HIV/Aids experts and activists have welcomed a recent court ruling that specially trained pharmacists may prescribe medicine to HIV/Aids and TB patients, alleviating the burden on the health system.
Pretoria high court Judge Elmarie van der Schyff dismissed with costs an application that a doctors association, the IPA Foundation, brought against the South African Pharmacy Council (SAPC) to review and set aside its Pharmacy-Initiated Management of the Anti-Retroviral Treatment (Pimart) programme.
The initiative, which allows specially trained pharmacists to prescribe and manage medicines for HIV/Aids patients, was piloted in line with the World Health Organisation’s vision to promote widely accessible primary healthcare.
Van der Schyff said in the judgment handed down last week that pharmacists had played “an efficient role” in providing healthcare services during the Covid-19 pandemic and there was a dire need to widen access to antiretrovirals and TB Preventive Treatment (TPT) therapy.
The IPA argued in its application that the pharmacy council had not given it enough time to comment on the proposed initiative because doctors had been in the midst of dealing with the Covid-19 pandemic.
According to court papers, the pharmacy council requested the director general of health in August 2018 to consider issuing permits to pharmacists who have completed a supplementary training qualification for PrEP and PEP — pre-exposure prophylaxis and for post-exposure prophylaxis.
The Pimart qualification was subsequently developed in collaboration with the Southern African HIV Clinicians Society and the School of Pharmacy of the North-West University. The pharmacy council recommended that permits only be issued to pharmacists who had completed the training.
On 22 March 2021, the pharmacy council published a notice calling for public and stakeholder participation regarding the adoption of Pimart before the director general approved the issuing of permits on 12 August 2021.
The IPA challenged the validity of the decision to implement Pimart on the grounds of “procedural fairness” on two fronts: that the notice for public participation was published at “an opportune time” during the pandemic and that it was only published in the Government Gazette, a publication that is not generally read.
In her judgment Van der Schyff noted: “The need to widen access to first-line ART [antiretrovirals] and TPT on community level is not a figment of the SAPC’s imagination by a dire need that is also evinced in other countries.”
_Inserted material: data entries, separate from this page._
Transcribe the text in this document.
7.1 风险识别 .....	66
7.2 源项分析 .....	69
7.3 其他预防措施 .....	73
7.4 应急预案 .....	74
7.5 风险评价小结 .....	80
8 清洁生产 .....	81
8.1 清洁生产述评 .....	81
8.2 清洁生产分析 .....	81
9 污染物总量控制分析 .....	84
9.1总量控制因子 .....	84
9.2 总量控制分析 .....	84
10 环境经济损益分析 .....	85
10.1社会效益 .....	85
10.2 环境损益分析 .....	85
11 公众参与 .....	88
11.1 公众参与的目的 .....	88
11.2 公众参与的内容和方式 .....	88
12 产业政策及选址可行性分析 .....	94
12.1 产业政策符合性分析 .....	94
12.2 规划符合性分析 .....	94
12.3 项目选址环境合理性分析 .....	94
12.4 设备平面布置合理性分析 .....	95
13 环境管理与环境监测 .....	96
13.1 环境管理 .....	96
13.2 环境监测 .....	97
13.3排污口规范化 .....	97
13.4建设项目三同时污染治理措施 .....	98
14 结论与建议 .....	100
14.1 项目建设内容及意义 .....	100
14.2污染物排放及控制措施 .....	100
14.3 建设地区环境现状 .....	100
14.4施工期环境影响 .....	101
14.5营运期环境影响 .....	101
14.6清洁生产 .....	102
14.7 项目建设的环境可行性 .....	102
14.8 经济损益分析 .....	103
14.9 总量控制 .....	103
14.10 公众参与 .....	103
“The decision to utilise PIT [pharmacy initiated therapy] as a vehicle for Pimart and to enable adequately trained pharmacists to provide Pimart services is a decision that is rationally connected to the purpose for which was taken … it is also a decision that is rationally connected to the SAPC’s objective to assist in the promotion of the health of the population of the republic,” she ruled.
Treatment Action Campaign (TAC) chairperson Sibongile Tshabalala welcomed the ruling.
“The challenges that we are facing in the country include one of people queuing for a long time in facilities … and also the attitude of nurses in health facilities, which chases away so many people from facilities.”
“We also have the issue of key populations — people who use drugs, sex workers and LGBTQIA+ communities — who are not comfortable to go to public health facilities to access medication. So if a pharmacist is able to issue and prescribe ARVs and TB medication it will mean that we will be able to cover a lot of people.”
Tshabalala said South Africa is also chasing the UNAIDS’ target to end HIV/Aids by 2030, and it has not achieved the target of ensuring that 95% of all people living with HIV are tested and know their status, that 95% of those seek and have access to uninterrupted treatment, and that 95% of those are virally suppressed —the 95-95-95 target.
“The country currently sits on 94-77-92. Due to many issues including but not limited to lack of access to ART to achieve virally suppressed. Therefore, the court ruling is contributing towards the ambitious trajectory of ending HIV by 2030,” Tshabalala said.
“Pimart is one approach that will improve access to antiretroviral therapy for people living with HIV and those requiring PEP & PrEP.”
Francois Venter, the former president of the Southern African HIV Clinicians Society and the director of Ezintsha, an HIV research organisation at the University of the Witwatersrand, said the ruling was in line with global trends.
“Pharmacists getting involved fits with international trends. South Africa is going to need all hands on deck to achieve its HIV targets, and pharmacists are highly trained and under-utilised,” Venter said.
“Pharmacies are convenient and accessible. We need them to prevent and treat HIV, as we do not have enough health professionals or facilities.”